OCPBUGS-13946: do not use one second timeout when asserting a webhook connection #1510

p0lyn0mial · 2023-06-19T08:10:28Z

Previously the dial timeout to a webook was set to one second which seems to be very aggressive and could cause failures which could put the operator into degraded state.

This PR reads the timeout value for a webhook from the spec or uses a default value of 10 seconds if it wasn't specified

…sserting a webhook connection previously the dial timeout to a webook was set to one second which seems to be very aggressive and can cause failures which can put the operator into degraded state. This PR reads the timeout value for a webhook from the spec or uses a default value of 10 seconds if it wasn't specified

p0lyn0mial · 2023-06-19T08:10:59Z

/assign @benluddy

openshift-ci-robot · 2023-06-19T08:12:40Z

@p0lyn0mial: This pull request references Jira Issue OCPBUGS-13946, which is valid.

3 validation(s) were run on this bug

bug is open, matching expected state (open)
bug target version (4.14.0) matches configured target version for branch (4.14.0)
bug is in the state POST, which is one of the valid states (NEW, ASSIGNED, POST)

Requesting review from QA contact:
/cc @wangke19

The bug has been updated to refer to the pull request using the external bug tracker.

In response to this:

Previously the dial timeout to a webook was set to one second which seems to be very aggressive and could cause failures which could put the operator into degraded state.

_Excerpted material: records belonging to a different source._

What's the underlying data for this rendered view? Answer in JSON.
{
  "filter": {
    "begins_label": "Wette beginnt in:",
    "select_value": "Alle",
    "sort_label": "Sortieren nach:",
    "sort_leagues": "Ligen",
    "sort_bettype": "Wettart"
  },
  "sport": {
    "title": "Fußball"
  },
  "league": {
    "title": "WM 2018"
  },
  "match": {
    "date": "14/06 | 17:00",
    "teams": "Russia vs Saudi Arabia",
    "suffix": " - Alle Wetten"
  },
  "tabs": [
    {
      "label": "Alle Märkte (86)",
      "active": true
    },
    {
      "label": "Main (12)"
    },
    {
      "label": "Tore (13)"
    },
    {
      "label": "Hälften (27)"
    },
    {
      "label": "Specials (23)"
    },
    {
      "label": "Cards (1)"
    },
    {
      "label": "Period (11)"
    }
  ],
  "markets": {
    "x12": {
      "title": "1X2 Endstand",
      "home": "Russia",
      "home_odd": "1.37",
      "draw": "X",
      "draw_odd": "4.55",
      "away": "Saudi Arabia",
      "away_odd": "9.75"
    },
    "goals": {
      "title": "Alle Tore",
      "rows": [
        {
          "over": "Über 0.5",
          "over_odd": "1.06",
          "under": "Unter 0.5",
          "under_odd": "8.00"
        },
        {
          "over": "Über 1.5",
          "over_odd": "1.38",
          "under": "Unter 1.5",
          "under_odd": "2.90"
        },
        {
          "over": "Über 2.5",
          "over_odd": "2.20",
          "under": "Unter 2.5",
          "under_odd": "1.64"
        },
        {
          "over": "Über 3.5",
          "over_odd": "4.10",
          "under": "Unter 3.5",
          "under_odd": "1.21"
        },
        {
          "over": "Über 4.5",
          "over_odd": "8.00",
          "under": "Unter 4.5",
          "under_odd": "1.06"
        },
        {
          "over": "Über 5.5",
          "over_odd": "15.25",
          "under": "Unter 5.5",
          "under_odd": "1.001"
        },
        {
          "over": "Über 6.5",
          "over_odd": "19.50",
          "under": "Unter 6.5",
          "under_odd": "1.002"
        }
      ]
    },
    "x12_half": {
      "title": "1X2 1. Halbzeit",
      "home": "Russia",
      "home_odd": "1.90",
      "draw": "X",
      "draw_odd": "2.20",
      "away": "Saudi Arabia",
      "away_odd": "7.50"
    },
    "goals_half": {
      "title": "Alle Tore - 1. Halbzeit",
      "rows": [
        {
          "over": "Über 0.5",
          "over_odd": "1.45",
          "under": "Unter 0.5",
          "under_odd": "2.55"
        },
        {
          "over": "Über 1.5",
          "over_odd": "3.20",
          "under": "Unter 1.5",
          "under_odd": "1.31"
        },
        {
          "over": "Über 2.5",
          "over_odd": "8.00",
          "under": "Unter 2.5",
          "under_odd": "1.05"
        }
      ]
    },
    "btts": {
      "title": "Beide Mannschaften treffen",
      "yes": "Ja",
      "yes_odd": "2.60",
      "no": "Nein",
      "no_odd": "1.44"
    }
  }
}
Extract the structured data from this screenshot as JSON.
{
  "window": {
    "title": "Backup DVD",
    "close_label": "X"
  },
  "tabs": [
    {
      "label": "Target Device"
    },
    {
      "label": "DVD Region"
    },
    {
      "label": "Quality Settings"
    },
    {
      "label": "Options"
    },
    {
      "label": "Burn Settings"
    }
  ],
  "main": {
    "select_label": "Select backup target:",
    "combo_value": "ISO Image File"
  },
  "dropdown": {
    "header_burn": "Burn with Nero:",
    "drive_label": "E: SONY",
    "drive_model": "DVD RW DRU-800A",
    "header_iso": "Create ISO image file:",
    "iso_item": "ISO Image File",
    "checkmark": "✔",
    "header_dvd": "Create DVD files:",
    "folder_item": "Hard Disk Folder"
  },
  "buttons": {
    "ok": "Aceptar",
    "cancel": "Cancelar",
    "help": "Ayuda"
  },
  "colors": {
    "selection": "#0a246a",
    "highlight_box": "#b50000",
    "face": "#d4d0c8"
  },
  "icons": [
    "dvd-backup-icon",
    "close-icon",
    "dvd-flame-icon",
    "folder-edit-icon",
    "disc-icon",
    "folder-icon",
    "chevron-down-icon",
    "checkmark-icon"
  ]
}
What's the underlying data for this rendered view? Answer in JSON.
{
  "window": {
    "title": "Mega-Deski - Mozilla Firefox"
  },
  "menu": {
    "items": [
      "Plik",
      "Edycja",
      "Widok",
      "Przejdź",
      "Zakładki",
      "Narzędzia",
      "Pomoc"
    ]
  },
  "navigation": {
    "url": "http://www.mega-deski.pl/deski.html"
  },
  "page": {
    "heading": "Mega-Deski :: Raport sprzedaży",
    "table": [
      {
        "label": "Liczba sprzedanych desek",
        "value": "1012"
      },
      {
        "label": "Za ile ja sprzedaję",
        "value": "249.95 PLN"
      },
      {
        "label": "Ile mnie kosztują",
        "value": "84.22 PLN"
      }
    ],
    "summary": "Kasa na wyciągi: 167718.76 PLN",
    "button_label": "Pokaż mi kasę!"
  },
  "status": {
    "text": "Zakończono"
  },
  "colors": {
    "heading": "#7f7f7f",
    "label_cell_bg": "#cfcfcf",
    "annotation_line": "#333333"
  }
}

This PR reads the timeout value for a webhook from the spec or uses a default value of 10 seconds if it wasn't specified

Instructions for interacting with me using PR comments are available here. If you have questions or suggestions related to my behavior, please file an issue against the kubernetes/test-infra repository.

openshift-ci · 2023-06-19T10:42:46Z

@p0lyn0mial: The following tests failed, say /retest to rerun all failed tests or /retest-required to rerun all mandatory failed tests:

Test name	Commit	Details	Required	Rerun command
ci/prow/e2e-gcp-operator-single-node	`1156b3a`	link	false	`/test e2e-gcp-operator-single-node`
ci/prow/e2e-aws-operator-disruptive-single-node	`1156b3a`	link	false	`/test e2e-aws-operator-disruptive-single-node`

Full PR test history. Your PR dashboard.

Instructions for interacting with me using PR comments are available here. If you have questions or suggestions related to my behavior, please file an issue against the kubernetes/test-infra repository. I understand the commands that are listed here.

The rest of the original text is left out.